Reggie Cannon — 8 — Sensational pace and industry, and it the energy never left him. Instrumental in the first two goals as Berhalter asked his right back to do his best Trent Alexander-Arnold impression. It wasn’t a bad one.

Jackson Yueill — 8 — Exactly one blip in 90 quality minutes. Begging to be considered as the fourth midfielder behind Tyler Adams, McKennie, and Michael Bradley.
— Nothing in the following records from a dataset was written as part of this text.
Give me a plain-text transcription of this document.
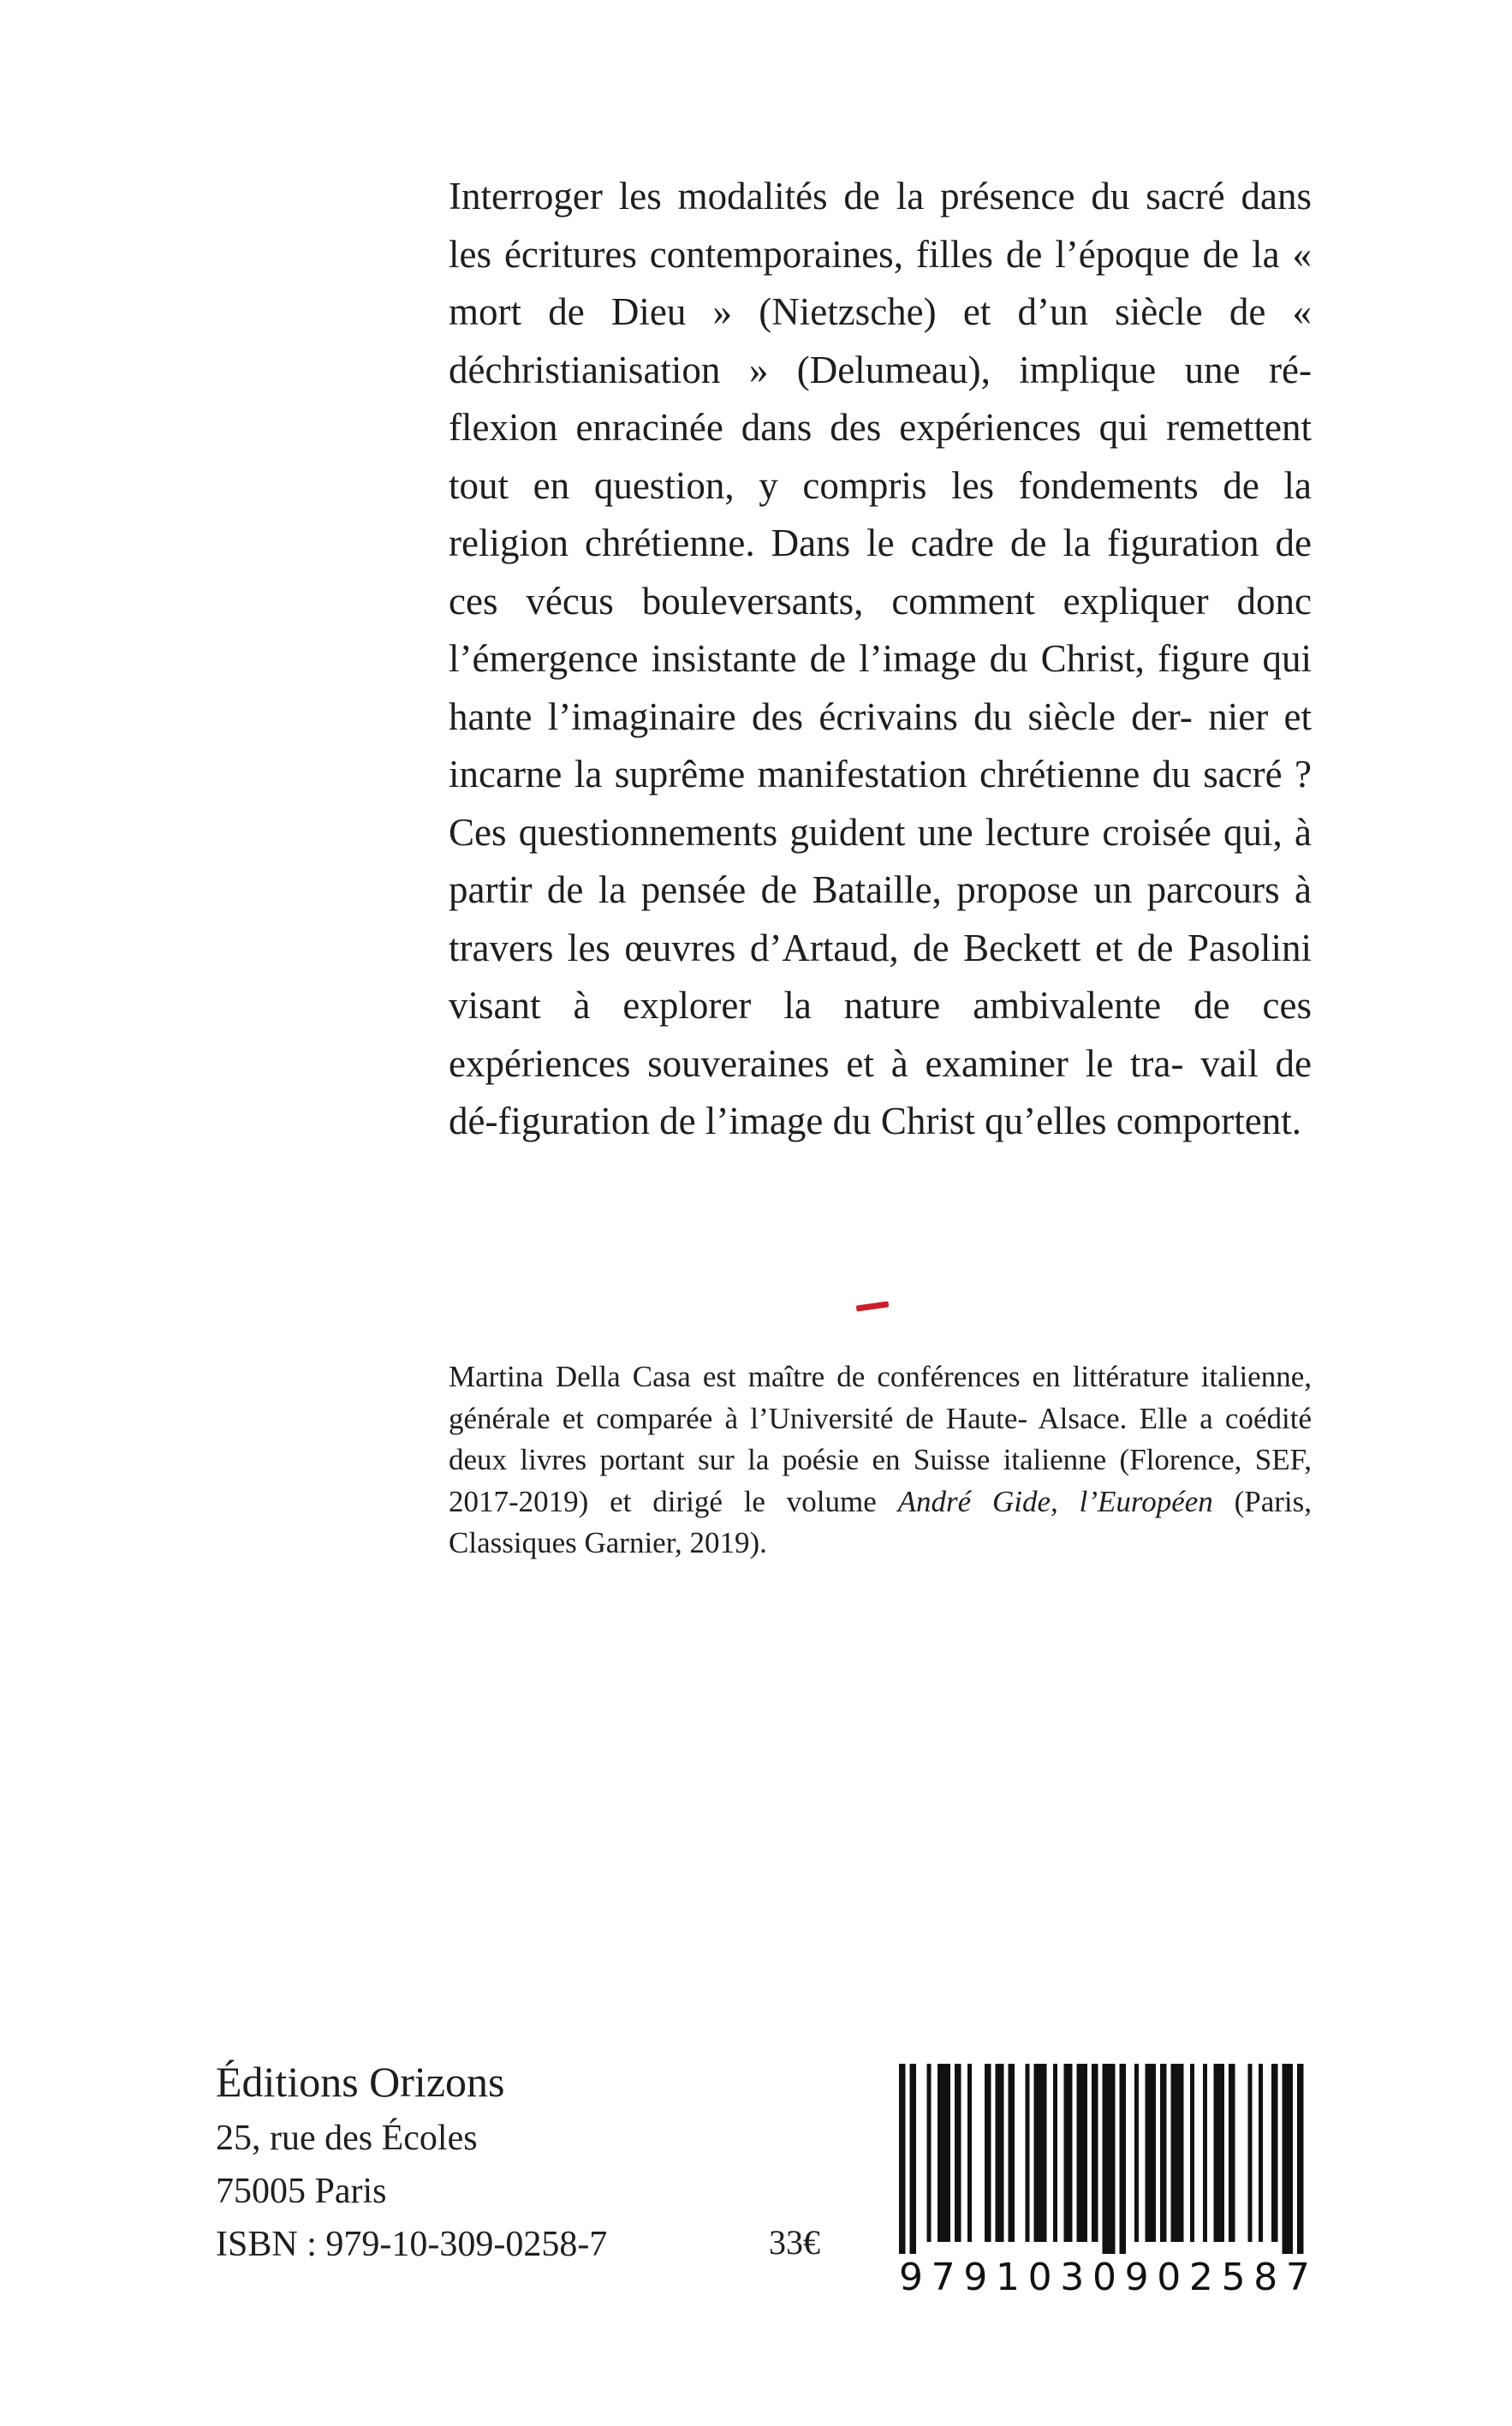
Interroger les modalités de la présence du sacré dans les écritures contemporaines, filles de l’époque de la « mort de Dieu » (Nietzsche) et d’un siècle de « déchristianisation » (Delumeau), implique une ré- flexion enracinée dans des expériences qui remettent tout en question, y compris les fondements de la religion chrétienne. Dans le cadre de la figuration de ces vécus bouleversants, comment expliquer donc l’émergence insistante de l’image du Christ, figure qui hante l’imaginaire des écrivains du siècle der- nier et incarne la suprême manifestation chrétienne du sacré ? Ces questionnements guident une lecture croisée qui, à partir de la pensée de Bataille, propose un parcours à travers les œuvres d’Artaud, de Beckett et de Pasolini visant à explorer la nature ambivalente de ces expériences souveraines et à examiner le tra- vail de dé-figuration de l’image du Christ qu’elles comportent.
Martina Della Casa est maître de conférences en littérature italienne, générale et comparée à l’Université de Haute- Alsace. Elle a coédité deux livres portant sur la poésie en Suisse italienne (Florence, SEF, 2017-2019) et dirigé le volume André Gide, l’Européen (Paris, Classiques Garnier, 2019).
Éditions Orizons
25, rue des Écoles
75005 Paris
ISBN : 979-10-309-0258-7	33€
9 7 9 1 0 3 0 9 0 2 5 8 7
Cristian Roldan — 6 — One nice play in the second half and worked hard on the night, but a poor giveaway in the first half could’ve soiled a great start if the opposition was up to it.

Weston McKennie (Off HT) — 10 — Electric. Industrious. Fun. This was an emerging midfielder from a semi-regular European-qualifying club showing what it looks like when the opposition takes several steps down in quality. A joy to watch.

Christian Pulisic — 7 — Solid enough for the Chelsea man, who captained the squad and didn’t put a foot wrong. Scored his penalty and otherwise was content to let the others drive the bus for once.

Jordan Morris (Off HT) — 9 — The extra touch that made the fifth goal a Cuban own goal instead of an outright finish stops us from giving him a 10, but really it’s just nice to be picky and positive for once. Morris has found his home as a wing in Berhalter’s system.

Josh Sargent — 6 — Nice to see him get the start, but does that mean it’ll be Gyasi Zardes against Cuba? He was “in and around” the goal all night, and his goal was very well taken. Sliced a good chance over the bar in the 90th after producing the chance with a takeaway.

Substitutions

Tyler Boyd (On HT) — 6 — Flashed some good moves. Had a great steal outside the 18 but was stepped on and effectively limped out of the fray.

Paul Arriola (On HT) — 6 — An okay night for one of Berhalter’s mainstays.

Sebastian Lletget (On 68′) — 6 — A moment or two off the bench for the Galaxy man.